Ist den Klein- und Mittelstädten denn geholfen, wenn die Anträge vereinfacht werden?

Bedauerlicherweise nicht, da vielen Städten das Know-how fehlt, wie mit den Problemen, die die Pandemie und die Ukrainekrise geschaffen haben, umzugehen ist. Es gibt einige Ausnahmen wie die
Stadt Hanau, die die komplette Klaviatur des Instrumentenkastens beherrschen, aber nur deshalb, weil die Verantwortlichen sich von Dritten gut beraten lassen und auch ein offenes Ohr für die speziellen Themen haben sowie in ständigem Dialog mit allen Stakeholdern der Innenstadt stehen.

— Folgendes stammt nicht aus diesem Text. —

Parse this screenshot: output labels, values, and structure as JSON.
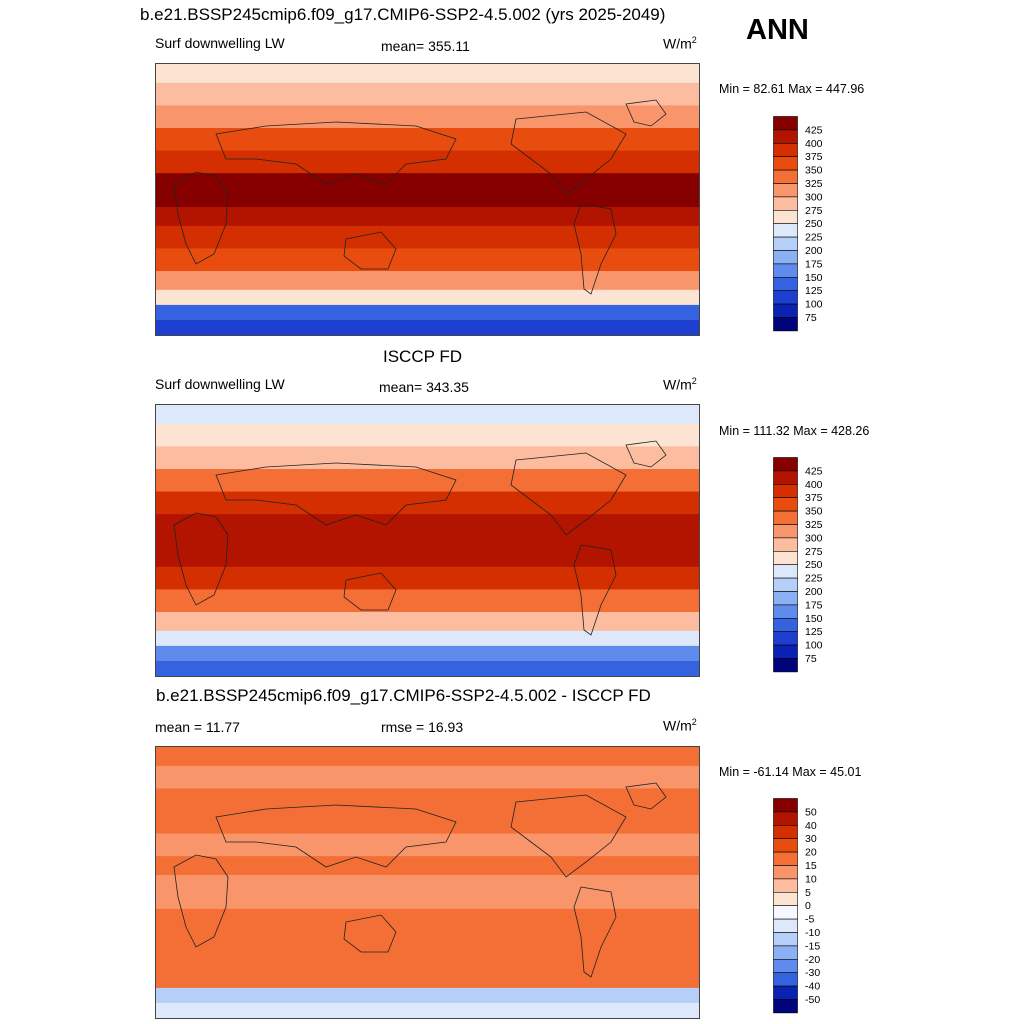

Auf dem Kongress wurde dennoch von vielen Projekten berichtet, die in den Innenstädten realisiert werden sollen. Wie beurteilen Sie die Stimmung?

Erstaunlicherweise gehen viele Kommunen davon aus, dass das, was genehmigt ist, auch gebaut wird. Hier fehlt der Durchblick hinsichtlich der Mechanismen des Marktes, die sich auch dadurch ergeben, dass Projektentwickler derzeit den Kommunen oft nicht reinen Wein einschenken, da immer noch darauf gehofft wird, dass sich alles schnell wieder umkehrt. Andererseits herrscht oft eine gewisse Ideenlosigkeit, wenn es darum geht, die Privaten, ob Eigentümer von Immobilien oder Betreiber, zu Investitionen zu bewegen. Dass man mit geringen Impulsen viel erreichen kann, zeigt beispielsweise
das City-Konjunkturprogramm der Stadt Hanau, die mit einer Förderung von nur 1,5 Millionen Euro Investitionen in der Innenstadt von insgesamt 12 Millionen Euro angeschoben hat.

Wie blicken Sie in die nahe Zukunft?

Erstaunlich ist, dass der Einfallsreichtum einiger Bürgermeister/innen in der Pandemie zugenommen hat, da sie gelernt haben, auch mit geringen Mitteln etwas auf den Weg zu bringen. Schon die Begrifflichkeiten, die auf dem Innenstadtkongress verwendet wurden – wie zum Beispiel Klappstuhlsessions, Komplizen, Stadtfans – zeugen davon.

Der selbstbewusst und offen geführte sachliche Dialog der Stadt Hanau mit der Bundesbauministerin macht deutlich, dass es von Persönlichkeiten abhängt, eine Sache voranzutreiben. Mehr Hanauer Initiative täte vielen Klein- und Mittelstädten in den kommenden Monaten gut. Und der unvoreingenommene und zielorientierte Dialog mit allen Akteuren setzt sich hoffentlich weiter durch.

Als German Council of Shopping Places schaffen wir weiterhin die Netzwerkplattform für Handelsimmobilienwirtschaft, Einzelhandel sowie Städte und Politik. Der Zuspruch macht Mut.